Temukan Adanya Maladministrasi, Ombudsman akan Panggil Pimpinan MA



Jakarta – Pimpinan Mahkamah Agung (MA) akan mendapat panggilan dari Lembaga Ombudsman RI terkait putusan Dewan Perwakilan Daerah (DPD). Hal ini dilakukan karena insiden kesalahan ketik yang dianggap memiliki dampak fatal.

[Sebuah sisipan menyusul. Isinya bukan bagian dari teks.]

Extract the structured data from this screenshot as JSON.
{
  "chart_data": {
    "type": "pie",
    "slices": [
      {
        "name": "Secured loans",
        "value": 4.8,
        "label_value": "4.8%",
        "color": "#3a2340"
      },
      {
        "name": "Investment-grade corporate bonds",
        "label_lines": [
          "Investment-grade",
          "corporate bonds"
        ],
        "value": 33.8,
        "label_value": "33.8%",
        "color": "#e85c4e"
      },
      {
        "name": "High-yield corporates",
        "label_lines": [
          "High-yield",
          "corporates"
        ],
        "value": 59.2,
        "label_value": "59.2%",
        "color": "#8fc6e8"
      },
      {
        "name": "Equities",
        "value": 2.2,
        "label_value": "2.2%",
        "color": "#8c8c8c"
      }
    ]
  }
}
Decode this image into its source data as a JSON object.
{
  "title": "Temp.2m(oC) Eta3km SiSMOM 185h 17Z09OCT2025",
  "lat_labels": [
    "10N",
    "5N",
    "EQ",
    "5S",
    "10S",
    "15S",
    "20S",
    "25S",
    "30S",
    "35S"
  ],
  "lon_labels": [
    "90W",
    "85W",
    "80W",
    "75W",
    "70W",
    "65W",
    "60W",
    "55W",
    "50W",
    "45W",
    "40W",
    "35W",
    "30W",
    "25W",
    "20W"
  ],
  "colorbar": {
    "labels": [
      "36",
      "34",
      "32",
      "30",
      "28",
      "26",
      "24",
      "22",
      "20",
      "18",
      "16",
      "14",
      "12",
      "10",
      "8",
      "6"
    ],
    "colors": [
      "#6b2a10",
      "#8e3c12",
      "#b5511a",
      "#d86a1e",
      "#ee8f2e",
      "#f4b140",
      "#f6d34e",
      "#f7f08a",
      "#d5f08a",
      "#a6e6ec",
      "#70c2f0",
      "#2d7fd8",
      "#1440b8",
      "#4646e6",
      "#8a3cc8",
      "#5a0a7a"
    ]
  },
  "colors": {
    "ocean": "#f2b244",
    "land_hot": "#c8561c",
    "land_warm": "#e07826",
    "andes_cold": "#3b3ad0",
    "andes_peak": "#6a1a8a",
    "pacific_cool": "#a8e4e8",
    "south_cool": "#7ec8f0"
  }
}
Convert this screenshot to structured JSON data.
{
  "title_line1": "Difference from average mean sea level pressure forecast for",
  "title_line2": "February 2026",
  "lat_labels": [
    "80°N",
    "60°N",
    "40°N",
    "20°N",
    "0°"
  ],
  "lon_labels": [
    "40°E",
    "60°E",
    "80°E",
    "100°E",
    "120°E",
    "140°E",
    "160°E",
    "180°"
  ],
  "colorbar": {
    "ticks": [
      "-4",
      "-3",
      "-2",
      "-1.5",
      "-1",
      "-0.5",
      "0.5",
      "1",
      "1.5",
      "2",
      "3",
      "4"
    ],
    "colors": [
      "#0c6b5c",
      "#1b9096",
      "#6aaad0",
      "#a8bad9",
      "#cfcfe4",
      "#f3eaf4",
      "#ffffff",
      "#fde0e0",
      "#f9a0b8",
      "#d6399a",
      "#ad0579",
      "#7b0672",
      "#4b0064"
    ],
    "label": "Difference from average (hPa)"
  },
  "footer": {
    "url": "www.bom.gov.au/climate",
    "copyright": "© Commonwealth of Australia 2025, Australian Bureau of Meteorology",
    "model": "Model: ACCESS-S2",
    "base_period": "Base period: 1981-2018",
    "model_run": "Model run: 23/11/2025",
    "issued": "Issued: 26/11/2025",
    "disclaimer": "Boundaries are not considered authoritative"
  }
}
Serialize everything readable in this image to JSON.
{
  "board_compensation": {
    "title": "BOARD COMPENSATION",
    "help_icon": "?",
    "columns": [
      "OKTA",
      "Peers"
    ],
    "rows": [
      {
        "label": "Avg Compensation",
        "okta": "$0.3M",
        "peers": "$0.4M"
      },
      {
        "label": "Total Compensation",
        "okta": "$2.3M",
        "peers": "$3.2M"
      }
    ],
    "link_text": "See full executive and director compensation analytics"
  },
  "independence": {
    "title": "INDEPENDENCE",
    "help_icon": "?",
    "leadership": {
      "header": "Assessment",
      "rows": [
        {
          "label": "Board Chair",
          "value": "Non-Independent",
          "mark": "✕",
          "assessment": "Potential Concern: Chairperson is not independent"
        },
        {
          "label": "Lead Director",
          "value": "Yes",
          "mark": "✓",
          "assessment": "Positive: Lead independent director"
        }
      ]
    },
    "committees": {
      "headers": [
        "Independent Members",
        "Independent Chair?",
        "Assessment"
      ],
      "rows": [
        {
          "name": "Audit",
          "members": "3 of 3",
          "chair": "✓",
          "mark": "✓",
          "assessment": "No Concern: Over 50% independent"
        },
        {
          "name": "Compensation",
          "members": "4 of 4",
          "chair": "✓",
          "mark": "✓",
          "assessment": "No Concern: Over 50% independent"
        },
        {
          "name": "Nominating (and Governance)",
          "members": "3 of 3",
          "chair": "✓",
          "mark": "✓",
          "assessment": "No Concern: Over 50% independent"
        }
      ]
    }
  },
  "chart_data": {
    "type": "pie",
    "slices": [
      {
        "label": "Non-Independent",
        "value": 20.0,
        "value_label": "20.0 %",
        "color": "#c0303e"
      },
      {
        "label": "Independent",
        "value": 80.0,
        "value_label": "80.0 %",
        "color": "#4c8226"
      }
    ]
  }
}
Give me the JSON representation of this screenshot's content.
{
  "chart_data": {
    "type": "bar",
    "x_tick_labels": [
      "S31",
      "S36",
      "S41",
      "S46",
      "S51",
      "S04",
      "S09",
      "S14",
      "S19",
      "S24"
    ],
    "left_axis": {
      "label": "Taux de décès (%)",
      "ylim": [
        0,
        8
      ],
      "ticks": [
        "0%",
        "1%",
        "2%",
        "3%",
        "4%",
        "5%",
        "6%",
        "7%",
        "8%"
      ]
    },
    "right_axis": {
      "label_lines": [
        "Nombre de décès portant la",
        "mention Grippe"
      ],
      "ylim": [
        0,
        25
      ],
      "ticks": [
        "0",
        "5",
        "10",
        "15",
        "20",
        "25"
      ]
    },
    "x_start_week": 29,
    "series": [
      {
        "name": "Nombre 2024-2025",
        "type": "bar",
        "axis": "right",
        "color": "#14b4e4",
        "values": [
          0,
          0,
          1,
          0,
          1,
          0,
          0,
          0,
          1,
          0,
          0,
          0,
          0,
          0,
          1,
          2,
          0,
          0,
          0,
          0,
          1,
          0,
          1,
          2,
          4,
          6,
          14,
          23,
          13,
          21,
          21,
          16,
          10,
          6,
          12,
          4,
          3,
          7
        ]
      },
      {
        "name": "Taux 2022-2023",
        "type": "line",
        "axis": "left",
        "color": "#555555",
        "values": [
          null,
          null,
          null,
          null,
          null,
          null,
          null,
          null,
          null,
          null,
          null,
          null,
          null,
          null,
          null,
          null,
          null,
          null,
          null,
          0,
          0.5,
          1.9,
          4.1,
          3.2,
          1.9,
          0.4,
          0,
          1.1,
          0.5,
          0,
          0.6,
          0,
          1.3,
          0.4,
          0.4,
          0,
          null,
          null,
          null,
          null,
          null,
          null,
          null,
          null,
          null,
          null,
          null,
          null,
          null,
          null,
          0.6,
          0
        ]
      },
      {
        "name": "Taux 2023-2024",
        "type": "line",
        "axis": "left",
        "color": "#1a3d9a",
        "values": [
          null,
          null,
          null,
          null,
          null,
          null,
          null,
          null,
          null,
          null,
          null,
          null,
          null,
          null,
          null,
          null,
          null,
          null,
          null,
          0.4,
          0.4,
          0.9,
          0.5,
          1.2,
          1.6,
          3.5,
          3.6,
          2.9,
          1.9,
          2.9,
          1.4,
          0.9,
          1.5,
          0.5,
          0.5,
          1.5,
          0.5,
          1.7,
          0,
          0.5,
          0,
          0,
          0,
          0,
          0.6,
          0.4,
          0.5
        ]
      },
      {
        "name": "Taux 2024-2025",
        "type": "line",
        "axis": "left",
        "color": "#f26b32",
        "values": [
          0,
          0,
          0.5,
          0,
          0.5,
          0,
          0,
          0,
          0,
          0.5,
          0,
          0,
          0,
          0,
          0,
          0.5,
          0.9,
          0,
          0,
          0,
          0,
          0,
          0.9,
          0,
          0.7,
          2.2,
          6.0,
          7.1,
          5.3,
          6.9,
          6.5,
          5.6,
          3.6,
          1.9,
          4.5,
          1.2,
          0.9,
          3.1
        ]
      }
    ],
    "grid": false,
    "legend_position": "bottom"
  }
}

Temukan Adanya Maladministrasi, Ombudsman akan Panggil Pimpinan MA

Ombudsman

“Saya melihat maladministrasi di sini sebetulnya ketidakcermatan pengambil kebijakan. Itu maladministrasi terbuka dan tidak bisa itu (dimaafkan). Mau katakan clerical error atau kesalahan administrasi kolektif, itu fatal, nggak boleh terjadi,” ujar Laode seusai diskusi Populi Center di Gado-gado Boplo, Meteng, Jakarta Pusat, Sabtu (8/4/2017).

Sebagai pejabat Ombudsman dan mantan Wakil Ketua DPD, Laode mengaku telah banyak pengalaman dalam pengambilan keputusan. Kesalahan ketik itu hal mendasar yang tidak boleh terjadi.

“Check and recheck, koreksi administrasi itu perlu,” kata Laode.

Laode menuturkan, atas kesalahan yang dilakukan oleh pimpinan dan majelis MA terkait putusan DPD, pihaknya berencana meminta keterangan terkait maladministrasi.

Baca juga : Geram Ada PNS Bolos, Ali Sadikin Pernah Gebrak Meja

“Saya akan ajukan pleno hari Senin (untuk pemanggilan) dengan pimpinan Ombudsman lain,” pungkasnya.

Sebelumnya, MA membatalkan tata tertib DPD tentang pergantian pimpinan DPD. Dengan putusan itu, pimpinan permanen 5 tahun, bukan dipilih ulang per setengah periode.

Tapi apa nyana, putusan itu terdapat kesalahan fatal pada amar putusan. Dalam Perkara Nomor 20 P HUM/2017 terdapat kesalahan di amar Nomor 3 yang berbunyi:

Memerintahkan kepada Pimpinan Dewan Perwakilan Rakyat Daerah untuk mencabut Peraturan Dewan Perwakilan Daerah Republik Indonesia Undang-Undang Nomor 1 Tahun 2017 tanggal 21 Februari 2017 tentang Tata Tertib.